Mr Gyasi was speaking in Accra at the second edition of GWA on the theme: “My art my life; creating more opportunities for the youth in the literary art industry in Ghana”.
The Oscars is a set of twenty-four awards for artistic and technical merit in the American film industry, given annually by the Academy of Motion Picture Arts and Sciences, to recognize excellence in cinematic achievements as assessed by the Academy’s voting membership.
The Pulitzer Prize is an award for achievements in newspaper, magazine and online journalism, literature, and musical composition in the United States.
Mr Gyasi said the organizers of the award were committed to the cause of building a very strong literary industry in the country.
He said, “Elsewhere, elders support young initiatives, but in my country, elders rather fight initiatives and destroy concepts because they see such ventures as threats to their self-seeking glory.”
Mr Gyasi called on corporate bodies to come on board to support the initiative to help build formidable writers for the country and help in securing a developed nation and a better future.
On the awards, Mr Gyasi said the GWA was a literary prize instituted by some young Ghanaian literary arts compatriots to celebrate excellence in the literary space.
He said the maiden edition of the awards was held on October 29, last years at Marvels in Accra.
Mr Gyasi said this year, organizers received 425 entries in five categories of Short Story, Poetry, Literature Blog, Spoken Word, and a Poetry contest on Galamsey but had to drop the Spoken Word Category due to violations in the guidelines regarding the contest.
At the end of the contest, 24 unpublished writers were shortlisted in the four remaining categories, while four were adjudged winners of the categories.
Mr Philip Arko Ewusi won the short story category with his “University Of Hard Knocks” and Mrs Celestine Nudanu won the Literature Blog category.
Mr Kwao Jonathan Tetteh won the poetry category with his “A Toil in the Dark” and Maame Akua Akyea Kodua with her “The Cry of the Land” won the Poetry on Galamsey category.
In the short story category, the following were shortlisted; University of Hard Knocks by Philip Arko Ewusi, Liberia Woman by Samuel Owusu Achiaw, Prayer Mongers by Nana Yaa Asantewaa Asante, Faded Beauty by Robert Owuodihia, Incapacitated by Nana Ama Gyemaah Otuahene, The Sound of Silence by Ruby Yayra Goka, Ruky and Buky by Serebour Badu Prosper.

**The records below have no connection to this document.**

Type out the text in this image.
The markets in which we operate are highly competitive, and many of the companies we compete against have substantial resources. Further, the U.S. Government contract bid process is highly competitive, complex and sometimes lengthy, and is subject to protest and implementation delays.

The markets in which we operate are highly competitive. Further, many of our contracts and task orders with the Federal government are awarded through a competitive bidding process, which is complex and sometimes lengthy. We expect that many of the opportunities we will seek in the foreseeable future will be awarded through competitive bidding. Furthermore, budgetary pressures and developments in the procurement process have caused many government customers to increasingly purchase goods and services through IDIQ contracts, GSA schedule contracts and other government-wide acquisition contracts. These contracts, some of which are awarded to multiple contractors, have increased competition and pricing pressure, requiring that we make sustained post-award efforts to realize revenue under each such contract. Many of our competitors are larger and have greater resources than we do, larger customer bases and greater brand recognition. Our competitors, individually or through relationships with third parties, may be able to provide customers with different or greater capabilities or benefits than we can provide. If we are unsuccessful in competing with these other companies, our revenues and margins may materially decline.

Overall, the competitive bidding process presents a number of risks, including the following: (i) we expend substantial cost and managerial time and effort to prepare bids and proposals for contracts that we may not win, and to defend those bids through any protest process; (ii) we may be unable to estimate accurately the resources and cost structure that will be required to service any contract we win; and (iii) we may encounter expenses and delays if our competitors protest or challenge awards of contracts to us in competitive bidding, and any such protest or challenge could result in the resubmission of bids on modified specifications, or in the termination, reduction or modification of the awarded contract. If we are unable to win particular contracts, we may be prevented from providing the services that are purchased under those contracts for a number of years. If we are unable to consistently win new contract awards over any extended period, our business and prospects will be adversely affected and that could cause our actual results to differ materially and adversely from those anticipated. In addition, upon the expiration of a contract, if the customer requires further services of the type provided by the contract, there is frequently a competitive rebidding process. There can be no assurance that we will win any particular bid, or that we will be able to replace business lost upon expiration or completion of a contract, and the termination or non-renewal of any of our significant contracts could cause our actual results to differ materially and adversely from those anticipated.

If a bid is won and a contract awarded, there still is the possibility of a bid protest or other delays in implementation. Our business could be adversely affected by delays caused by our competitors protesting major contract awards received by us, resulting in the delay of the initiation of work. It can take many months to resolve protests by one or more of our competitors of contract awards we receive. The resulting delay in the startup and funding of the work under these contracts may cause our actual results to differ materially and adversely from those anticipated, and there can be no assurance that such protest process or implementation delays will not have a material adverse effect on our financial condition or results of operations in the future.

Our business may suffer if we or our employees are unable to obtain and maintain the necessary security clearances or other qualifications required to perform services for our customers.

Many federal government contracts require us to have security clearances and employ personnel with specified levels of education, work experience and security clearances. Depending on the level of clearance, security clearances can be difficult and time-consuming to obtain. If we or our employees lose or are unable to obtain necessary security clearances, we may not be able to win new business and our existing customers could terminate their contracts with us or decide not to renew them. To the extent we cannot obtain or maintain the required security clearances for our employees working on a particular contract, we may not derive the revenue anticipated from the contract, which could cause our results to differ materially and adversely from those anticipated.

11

In the literature blog category, Celestine Nudanu and the Creative Arts Society were the nominees.
In the Poetry on galamsey category the following were nominated; Dig Deeper by Yvette D. Adusei, The Dying Digger by Kweku Taylor, and The Cry of the Land by Maame Akua Akyaa Koduah.
In the Poetry category, the following were the nominees; The Piano Phone by Logoh Selorm Philip, Gentle Lucifer by Mohammed Shamsu-deen, A Thousand Mystics by Kofi Acquah, A Letter to My Oppressor by Emmanuel Agyei-Poku, That Jesus Name by Adjei-Arthur Bonsue, The Plight of a House Help by Gabla Godwin
Other nominees for the Poetry category were Africa of Old by Sacket Anthony Djaba, Little Black Children by Gayi C. Eyram, An Elegy for Awonoor by Abelumkeamah Bertrand Azags, A Toil In The Dark by Kwao Jonathan Tetteh, Of Our Land by Ekow Dodd and The Making of Silence by Nana Karikari Akyempo Prempeh.